Inside Fox there is confusion about what role the network should play in this altered media ecosystem going forward. According to three insiders I spoke to, the channel’s hosts and producers are split over how to cover Trump. Historically, in moments like this, the strategy would be clear: Punish the person who publicly crosses Fox. But network boss Ailes has tried that, and Trump not only survived the PR assaults, including one last month, but he seems to have emerged stronger than ever. The situation is even more dire because Marco Rubio, a favorite of many high-profile voices at the network, fared badly in the New Hampshire primary, only a few days after political analysts were floating the possibility that he might even beat Trump. Tuesday night, Fox’s pundit class had to accept that his robotic performance during ABC’s debate may have destroyed his candidacy. Charles Krauthammer even compared it to Ed Muskie’s 1972 implosion.

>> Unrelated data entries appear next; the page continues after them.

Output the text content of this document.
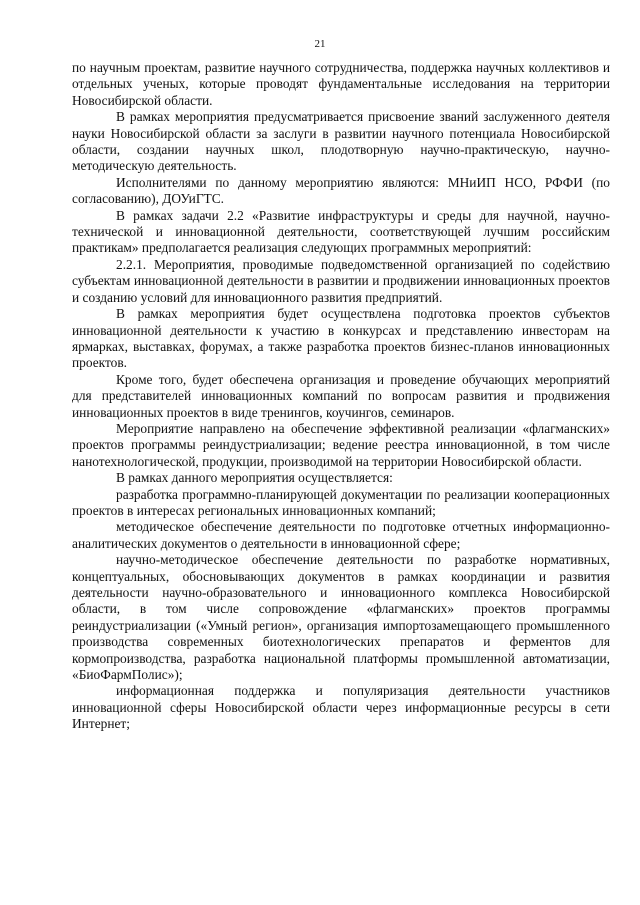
21

по научным проектам, развитие научного сотрудничества, поддержка научных коллективов и отдельных ученых, которые проводят фундаментальные исследования на территории Новосибирской области.

В рамках мероприятия предусматривается присвоение званий заслуженного деятеля науки Новосибирской области за заслуги в развитии научного потенциала Новосибирской области, создании научных школ, плодотворную научно-практическую, научно-методическую деятельность.

Исполнителями по данному мероприятию являются: МНиИП НСО, РФФИ (по согласованию), ДОУиГТС.

В рамках задачи 2.2 «Развитие инфраструктуры и среды для научной, научно-технической и инновационной деятельности, соответствующей лучшим российским практикам» предполагается реализация следующих программных мероприятий:

2.2.1. Мероприятия, проводимые подведомственной организацией по содействию субъектам инновационной деятельности в развитии и продвижении инновационных проектов и созданию условий для инновационного развития предприятий.

В рамках мероприятия будет осуществлена подготовка проектов субъектов инновационной деятельности к участию в конкурсах и представлению инвесторам на ярмарках, выставках, форумах, а также разработка проектов бизнес-планов инновационных проектов.

Кроме того, будет обеспечена организация и проведение обучающих мероприятий для представителей инновационных компаний по вопросам развития и продвижения инновационных проектов в виде тренингов, коучингов, семинаров.

Мероприятие направлено на обеспечение эффективной реализации «флагманских» проектов программы реиндустриализации; ведение реестра инновационной, в том числе нанотехнологической, продукции, производимой на территории Новосибирской области.

В рамках данного мероприятия осуществляется:

разработка программно-планирующей документации по реализации кооперационных проектов в интересах региональных инновационных компаний;

методическое обеспечение деятельности по подготовке отчетных информационно-аналитических документов о деятельности в инновационной сфере;

научно-методическое обеспечение деятельности по разработке нормативных, концептуальных, обосновывающих документов в рамках координации и развития деятельности научно-образовательного и инновационного комплекса Новосибирской области, в том числе сопровождение «флагманских» проектов программы реиндустриализации («Умный регион», организация импортозамещающего промышленного производства современных биотехнологических препаратов и ферментов для кормопроизводства, разработка национальной платформы промышленной автоматизации, «БиоФармПолис»);

информационная поддержка и популяризация деятельности участников инновационной сферы Новосибирской области через информационные ресурсы в сети Интернет;
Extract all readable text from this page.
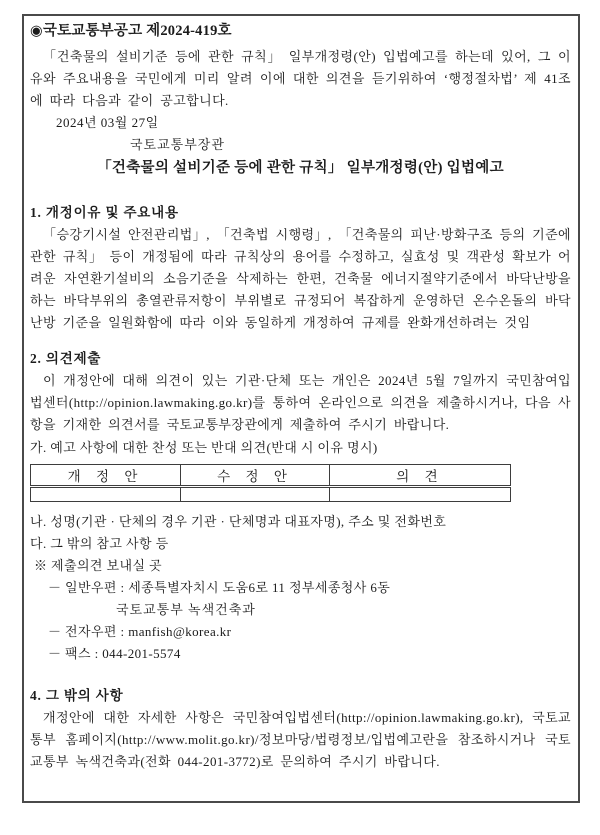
◉국토교통부공고 제2024-419호

「건축물의 설비기준 등에 관한 규칙」 일부개정령(안) 입법예고를 하는데 있어, 그 이유와 주요내용을 국민에게 미리 알려 이에 대한 의견을 듣기위하여 ‘행정절차법’ 제 41조에 따라 다음과 같이 공고합니다.

2024년 03월 27일
국토교통부장관
「건축물의 설비기준 등에 관한 규칙」 일부개정령(안) 입법예고
1. 개정이유 및 주요내용

「승강기시설 안전관리법」, 「건축법 시행령」, 「건축물의 피난·방화구조 등의 기준에 관한 규칙」 등이 개정됨에 따라 규칙상의 용어를 수정하고, 실효성 및 객관성 확보가 어려운 자연환기설비의 소음기준을 삭제하는 한편, 건축물 에너지절약기준에서 바닥난방을 하는 바닥부위의 총열관류저항이 부위별로 규정되어 복잡하게 운영하던 온수온돌의 바닥난방 기준을 일원화함에 따라 이와 동일하게 개정하여 규제를 완화개선하려는 것임

2. 의견제출

이 개정안에 대해 의견이 있는 기관·단체 또는 개인은 2024년 5월 7일까지 국민참여입법센터(http://opinion.lawmaking.go.kr)를 통하여 온라인으로 의견을 제출하시거나, 다음 사항을 기재한 의견서를 국토교통부장관에게 제출하여 주시기 바랍니다.

가. 예고 사항에 대한 찬성 또는 반대 의견(반대 시 이유 명시)
개 정 안	수 정 안	의 견

나. 성명(기관 · 단체의 경우 기관 · 단체명과 대표자명), 주소 및 전화번호
다. 그 밖의 참고 사항 등
※ 제출의견 보내실 곳
－ 일반우편 : 세종특별자치시 도움6로 11 정부세종청사 6동
국토교통부 녹색건축과
－ 전자우편 : manfish@korea.kr
－ 팩스 : 044-201-5574
4. 그 밖의 사항

개정안에 대한 자세한 사항은 국민참여입법센터(http://opinion.lawmaking.go.kr), 국토교통부 홈페이지(http://www.molit.go.kr)/정보마당/법령정보/입법예고란을 참조하시거나 국토교통부 녹색건축과(전화 044-201-3772)로 문의하여 주시기 바랍니다.
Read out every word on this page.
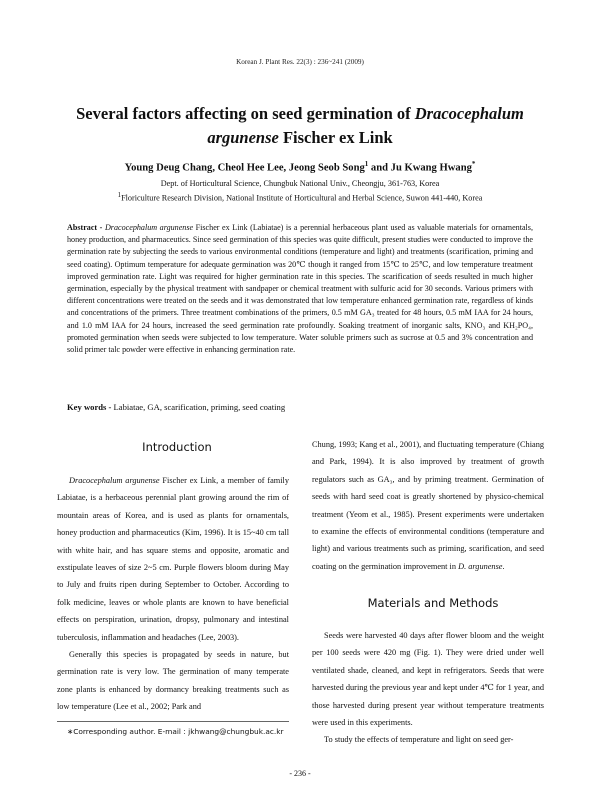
Korean J. Plant Res. 22(3) : 236~241 (2009)
Several factors affecting on seed germination of Dracocephalum
argunense Fischer ex Link
Young Deug Chang, Cheol Hee Lee, Jeong Seob Song$^1$ and Ju Kwang Hwang*
Dept. of Horticultural Science, Chungbuk National Univ., Cheongju, 361-763, Korea
$^1$Floriculture Research Division, National Institute of Horticultural and Herbal Science, Suwon 441-440, Korea
Abstract - Dracocephalum argunense Fischer ex Link (Labiatae) is a perennial herbaceous plant used as valuable materials for ornamentals, honey production, and pharmaceutics. Since seed germination of this species was quite difficult, present studies were conducted to improve the germination rate by subjecting the seeds to various environmental conditions (temperature and light) and treatments (scarification, priming and seed coating). Optimum temperature for adequate germination was 20℃ though it ranged from 15℃ to 25℃, and low temperature treatment improved germination rate. Light was required for higher germination rate in this species. The scarification of seeds resulted in much higher germination, especially by the physical treatment with sandpaper or chemical treatment with sulfuric acid for 30 seconds. Various primers with different concentrations were treated on the seeds and it was demonstrated that low temperature enhanced germination rate, regardless of kinds and concentrations of the primers. Three treatment combinations of the primers, 0.5 mM GA₃ treated for 48 hours, 0.5 mM IAA for 24 hours, and 1.0 mM IAA for 24 hours, increased the seed germination rate profoundly. Soaking treatment of inorganic salts, KNO₃ and KH₂PO₄, promoted germination when seeds were subjected to low temperature. Water soluble primers such as sucrose at 0.5 and 3% concentration and solid primer talc powder were effective in enhancing germination rate.
Key words - Labiatae, GA, scarification, priming, seed coating
Introduction

Dracocephalum argunense Fischer ex Link, a member of family Labiatae, is a herbaceous perennial plant growing around the rim of mountain areas of Korea, and is used as plants for ornamentals, honey production and pharmaceutics (Kim, 1996). It is 15~40 cm tall with white hair, and has square stems and opposite, aromatic and exstipulate leaves of size 2~5 cm. Purple flowers bloom during May to July and fruits ripen during September to October. According to folk medicine, leaves or whole plants are known to have beneficial effects on perspiration, urination, dropsy, pulmonary and intestinal tuberculosis, inflammation and headaches (Lee, 2003).

Generally this species is propagated by seeds in nature, but germination rate is very low. The germination of many temperate zone plants is enhanced by dormancy breaking treatments such as low temperature (Lee et al., 2002; Park and

Chung, 1993; Kang et al., 2001), and fluctuating temperature (Chiang and Park, 1994). It is also improved by treatment of growth regulators such as GA₃, and by priming treatment. Germination of seeds with hard seed coat is greatly shortened by physico-chemical treatment (Yeom et al., 1985). Present experiments were undertaken to examine the effects of environmental conditions (temperature and light) and various treatments such as priming, scarification, and seed coating on the germination improvement in D. argunense.

Materials and Methods

Seeds were harvested 40 days after flower bloom and the weight per 100 seeds were 420 mg (Fig. 1). They were dried under well ventilated shade, cleaned, and kept in refrigerators. Seeds that were harvested during the previous year and kept under 4℃ for 1 year, and those harvested during present year without temperature treatments were used in this experiments.

To study the effects of temperature and light on seed ger-

∗Corresponding author. E-mail : jkhwang@chungbuk.ac.kr
- 236 -
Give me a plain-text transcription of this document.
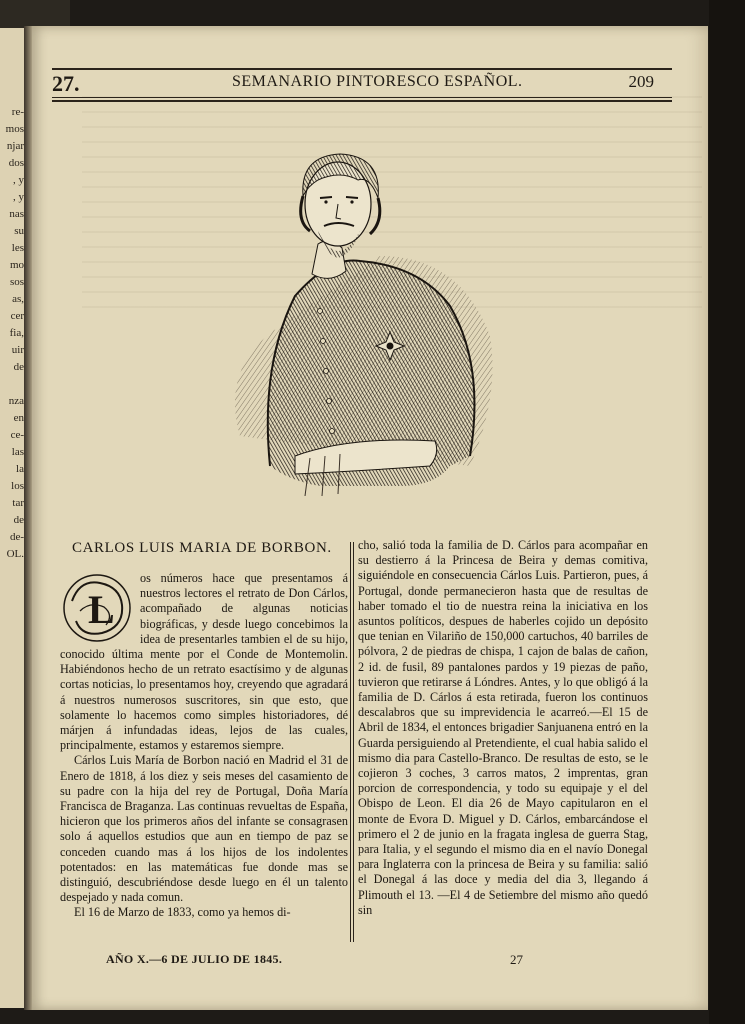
re-
mos
njar
dos
, y
, y
nas
su
les
mo
sos
as,
cer
fia,
uir
de

nza
en
ce-
las
la
los
tar
de
de-
OL.
27.	SEMANARIO PINTORESCO ESPAÑOL.	209
CARLOS LUIS MARIA DE BORBON.
L

os números hace que presentamos á nuestros lectores el retrato de Don Cárlos, acompañado de algunas noticias biográficas, y desde luego concebimos la idea de presentarles tambien el de su hijo, conocido última mente por el Conde de Montemolin. Habiéndonos hecho de un retrato esactísimo y de algunas cortas noticias, lo presentamos hoy, creyendo que agradará á nuestros numerosos suscritores, sin que esto, que solamente lo hacemos como simples historiadores, dé márjen á infundadas ideas, lejos de las cuales, principalmente, estamos y estaremos siempre.

Cárlos Luis María de Borbon nació en Madrid el 31 de Enero de 1818, á los diez y seis meses del casamiento de su padre con la hija del rey de Portugal, Doña María Francisca de Braganza. Las continuas revueltas de España, hicieron que los primeros años del infante se consagrasen solo á aquellos estudios que aun en tiempo de paz se conceden cuando mas á los hijos de los indolentes potentados: en las matemáticas fue donde mas se distinguió, descubriéndose desde luego en él un talento despejado y nada comun.

El 16 de Marzo de 1833, como ya hemos di-

cho, salió toda la familia de D. Cárlos para acompañar en su destierro á la Princesa de Beira y demas comitiva, siguiéndole en consecuencia Cárlos Luis. Partieron, pues, á Portugal, donde permanecieron hasta que de resultas de haber tomado el tio de nuestra reina la iniciativa en los asuntos políticos, despues de haberles cojido un depósito que tenian en Vilariño de 150,000 cartuchos, 40 barriles de pólvora, 2 de piedras de chispa, 1 cajon de balas de cañon, 2 id. de fusil, 89 pantalones pardos y 19 piezas de paño, tuvieron que retirarse á Lóndres. Antes, y lo que obligó á la familia de D. Cárlos á esta retirada, fueron los continuos descalabros que su imprevidencia le acarreó.—El 15 de Abril de 1834, el entonces brigadier Sanjuanena entró en la Guarda persiguiendo al Pretendiente, el cual habia salido el mismo dia para Castello-Branco. De resultas de esto, se le cojieron 3 coches, 3 carros matos, 2 imprentas, gran porcion de correspondencia, y todo su equipaje y el del Obispo de Leon. El dia 26 de Mayo capitularon en el monte de Evora D. Miguel y D. Cárlos, embarcándose el primero el 2 de junio en la fragata inglesa de guerra Stag, para Italia, y el segundo el mismo dia en el navío Donegal para Inglaterra con la princesa de Beira y su familia: salió el Donegal á las doce y media del dia 3, llegando á Plimouth el 13. —El 4 de Setiembre del mismo año quedó sin

AÑO X.—6 DE JULIO DE 1845.	27
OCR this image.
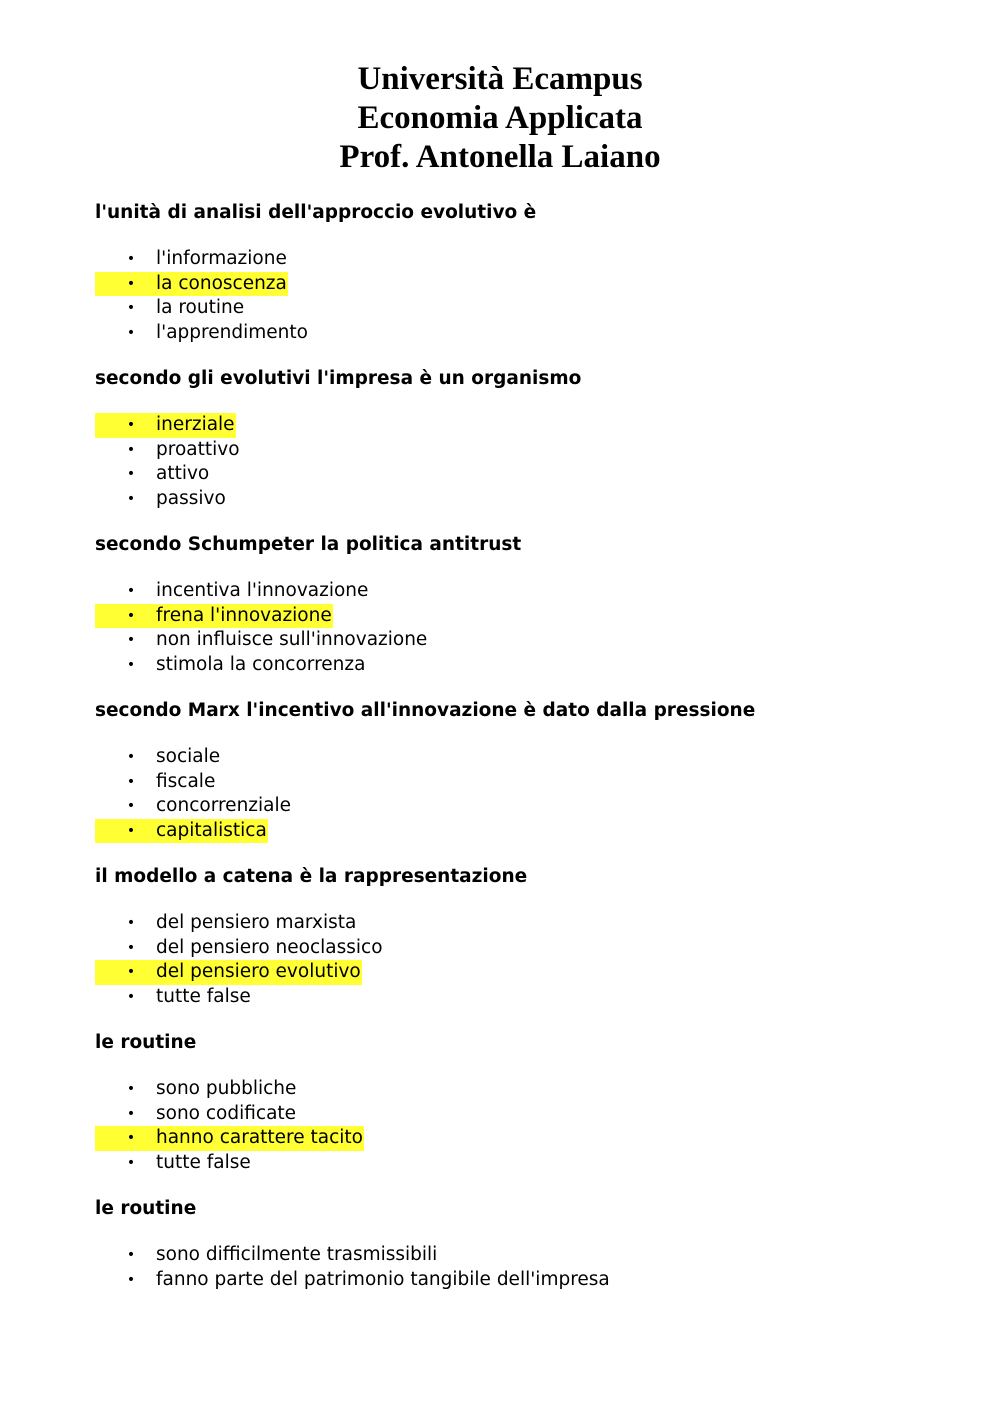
Università Ecampus
Economia Applicata
Prof. Antonella Laiano

l'unità di analisi dell'approccio evolutivo è

• l'informazione
• la conoscenza
• la routine
• l'apprendimento

secondo gli evolutivi l'impresa è un organismo

• inerziale
• proattivo
• attivo
• passivo

secondo Schumpeter la politica antitrust

• incentiva l'innovazione
• frena l'innovazione
• non influisce sull'innovazione
• stimola la concorrenza

secondo Marx l'incentivo all'innovazione è dato dalla pressione

• sociale
• fiscale
• concorrenziale
• capitalistica

il modello a catena è la rappresentazione

• del pensiero marxista
• del pensiero neoclassico
• del pensiero evolutivo
• tutte false

le routine

• sono pubbliche
• sono codificate
• hanno carattere tacito
• tutte false

le routine

• sono difficilmente trasmissibili
• fanno parte del patrimonio tangibile dell'impresa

Measured in ratings, Fox continues to be a powerhouse, and Ailes’s failure so far to develop a Trump strategy isn’t hurting business (though the Trump-less debate had the second-lowest viewership this primary season). For Ailes, however, huge audiences and the profits that flow from them are only a means to an end. He’s said he wants to be a GOP kingmaker. He’s told colleagues that Rupert Murdoch “needs me to elect the next president.” But if Trump gets elected, Fox will have had little to do with it. In fact, it may be a sign of Ailes’s waning power and the waxing of Trump’s that Murdoch seems to be warming to the idea of a Trump candidacy.
If anyone other than Trump had the dominance that he has had over the last six months, the Iowa second-place finish would be dismissed as the usual Iowa idiosyncrasy and the Republican race would be considered over and the rest would be expected to pretty much fade away from the scene soon. But there still persists the strong feeling, or maybe hope is the better word, that in some way not specified, Trump’s candidacy will self-destruct, and so the goal is to be the person left standing to inherit the prize.
Hence you can expect the debate to be a fiery one as people fight for that much-coveted second-place spot. Let the fireworks begin!